In early 1810 a new 2nd battalion was ready and was sent to Spain. The new battalion; however, suffered from high desertion, many of the deserters joined the guerrillas fighting against the French in Spain. Early in 1810 the 2nd battalion of the Prussian Regiment was assigned to General Junot's VIII Corps fighting in Portugal. On 21 April the battalion captured the town of Astorga in heavy fighting.

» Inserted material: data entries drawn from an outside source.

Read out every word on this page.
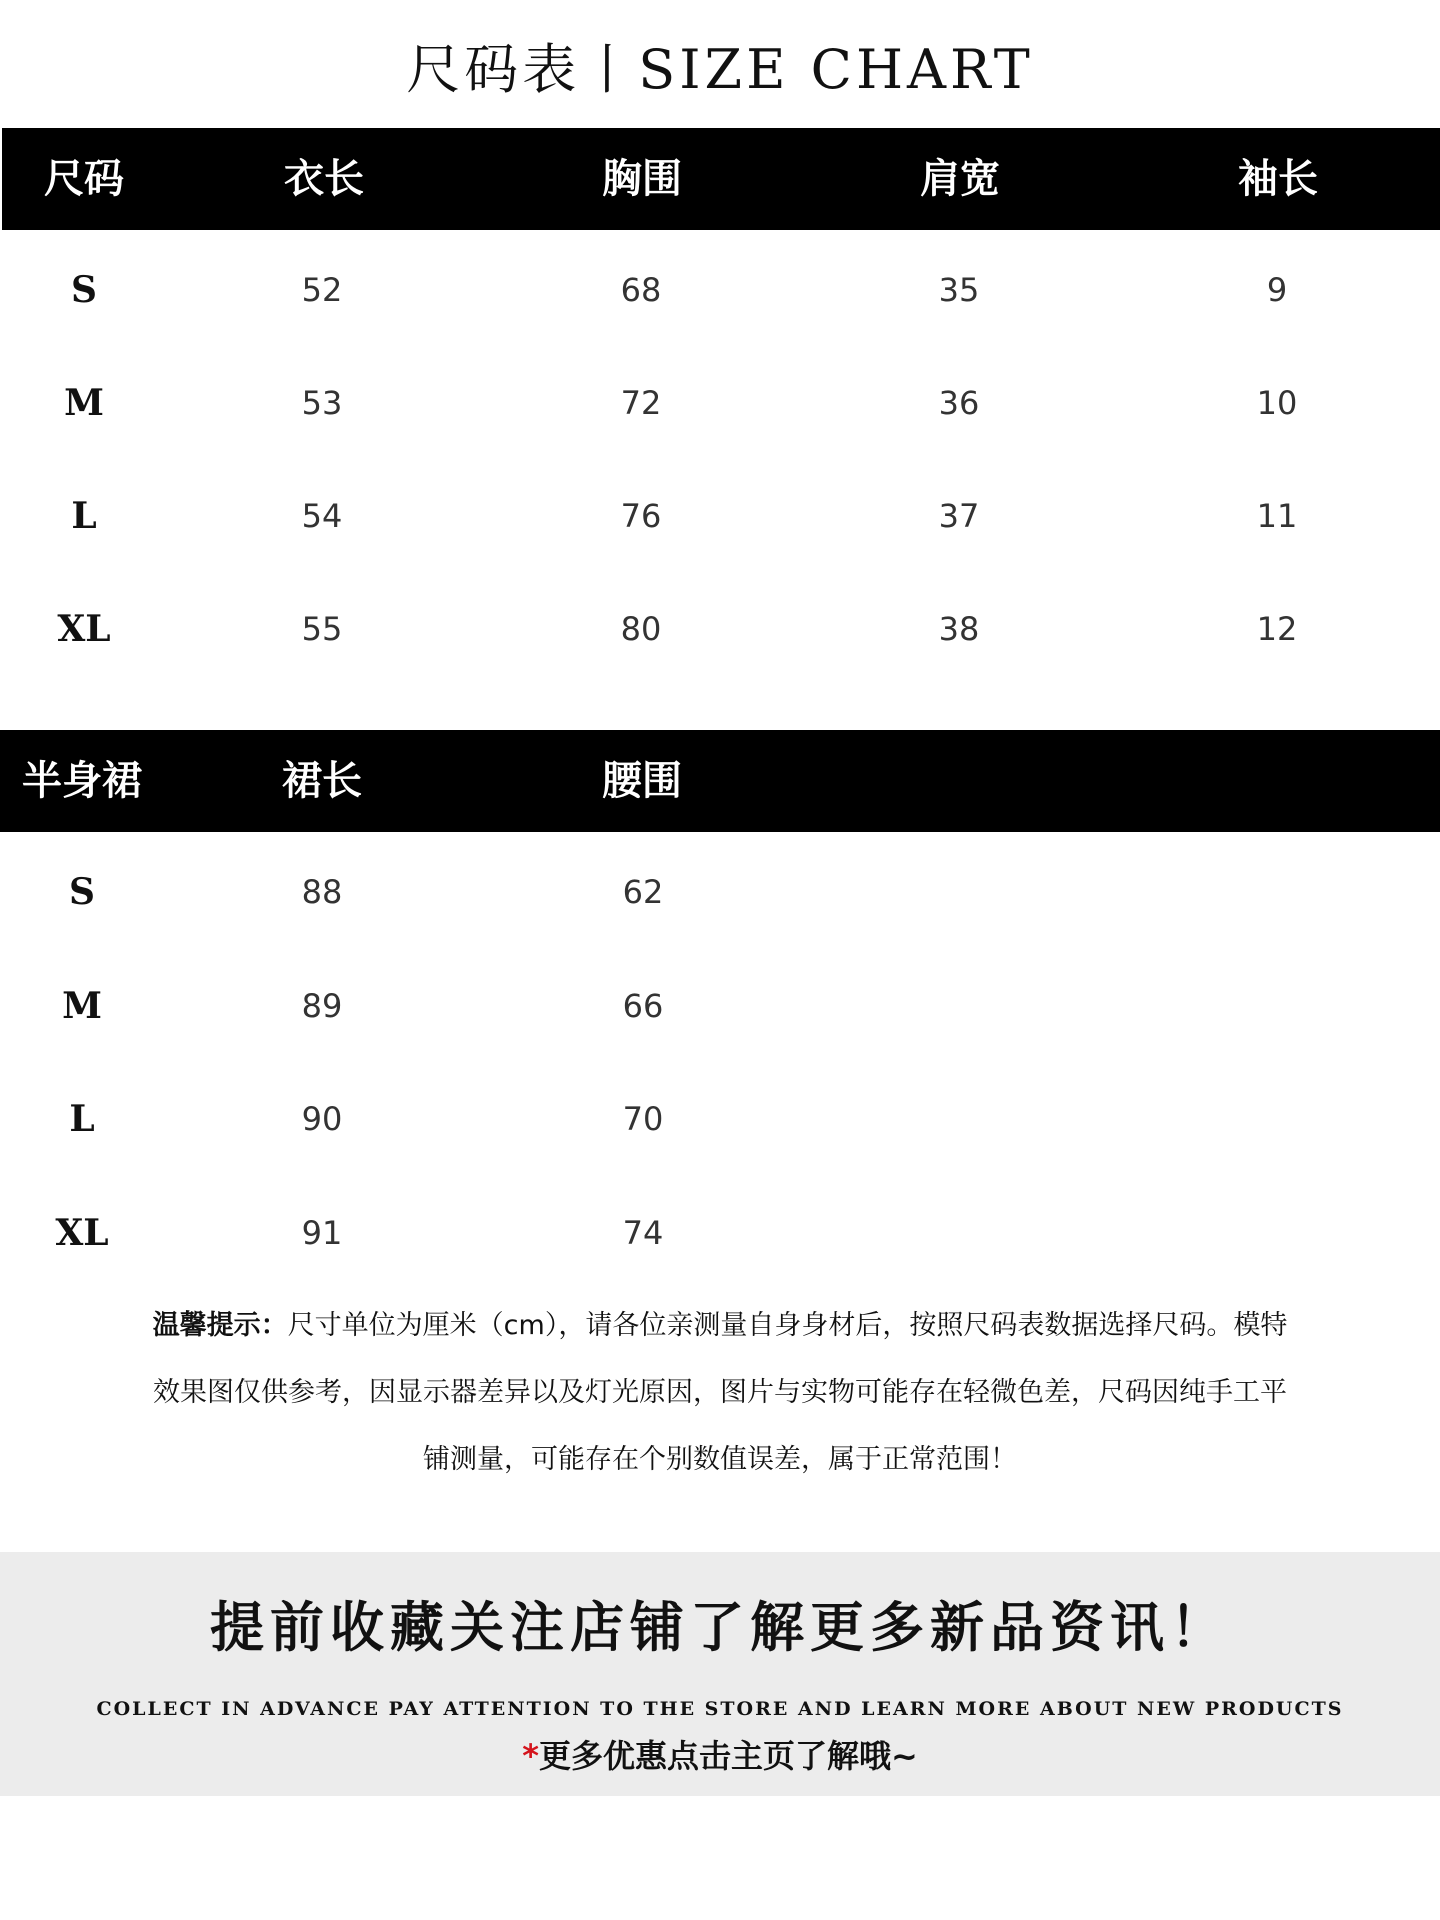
尺码表丨SIZE CHART
尺码	衣长	胸围	肩宽	袖长
S	52	68	35	9
M	53	72	36	10
L	54	76	37	11
XL	55	80	38	12
半身裙	裙长	腰围
S	88	62
M	89	66
L	90	70
XL	91	74
温馨提示：尺寸单位为厘米（cm），请各位亲测量自身身材后，按照尺码表数据选择尺码。模特效果图仅供参考，因显示器差异以及灯光原因，图片与实物可能存在轻微色差，尺码因纯手工平铺测量，可能存在个别数值误差，属于正常范围！
提前收藏关注店铺了解更多新品资讯！
COLLECT IN ADVANCE PAY ATTENTION TO THE STORE AND LEARN MORE ABOUT NEW PRODUCTS
*更多优惠点击主页了解哦~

On 5 August Napoleon order that both the 1st and 2nd battalions of the Prussian Regiment be combined and fight together. The Prussian Regiment served in Portugal from 1810 to 1811, during this time the regiment helped protect French artillery and baggage from being captured in a surprise attack. The Prussian Regiment also fought at the Battle of Bussaco. In the spring of 1811 the Prussian Regiment was assigned to garrison duty in Spain at Ciudad Rodrigo and fought an action near there on 18 June 1811. From the summer of 1811 onwards the Prussian Regiment remained on garrison duty. On 3 August the Prussian Regiment was renamed the 4th Foreign Regiment (4éme Régiment Etranger). The regiment performed poorly during a British attack on a bridge near Almaraz, guarded by the regiment on 18 May 1812. During the attack the commander of the regiment left his post and the regiment became disorganized, abandoning the bridge. The 1st battalion lost its standard, the regiment never fired a shot during the engagement. The few survivors of the Prussian Regiment were ordered back to the regimental depot at Lille in France. There, the re-formed 1st Battalion and existing 5th Battalion received a favourable inspection report in November 1812 for good experience and discipline, although there were 'a certain number of officers from Prussia and from countries at war with France who could not be counted on completely.' Napoleon considered using the regiment to help make up for losses suffered in the Russian campaign, but decided against it on 12 January 1813: 'If the men are mostly Prussian, they will not be worth anything and they should be left in Holland.'

The regiment was in garrison in The Hague in 1813. On 15 November, riots broke out in Amsterdam, which led to a revolt against the French occupation. The regiment marched towards Delft on the 18th, but the next day, 200 men returned, wearing orange cockades. The men were organised on the 22nd into the Bataljon Oranje-Pruisen (Dutch; the "Orange-Prussia Battalion") and sent to Rotterdam. The rank and file were openly defecting to the allies. The last time the Prussian Regiment is known to have seen action was during the defence of Woerden on 24 November 1813. The regiment was officially disbanded the next day on 25 November 1813. The Orange-Prussia Battalion was one of the earliest regular units of the new Dutch army.

== Disbandment ==
On 25 November 1813 the Prussian Regiment was disbanded by Napoleon's decree. Trusted men were assigned to the 3rd Foreign Regiment (3éme Régiment Etranger) while the others were assigned to a new Foreign Pioneer Regiment, which was formed at Arras on 19 December 1813. The decree had no practical effect on the two understrength battalions under the command of colonel Falba who were besieged in Holland, and survived until peace went into effect.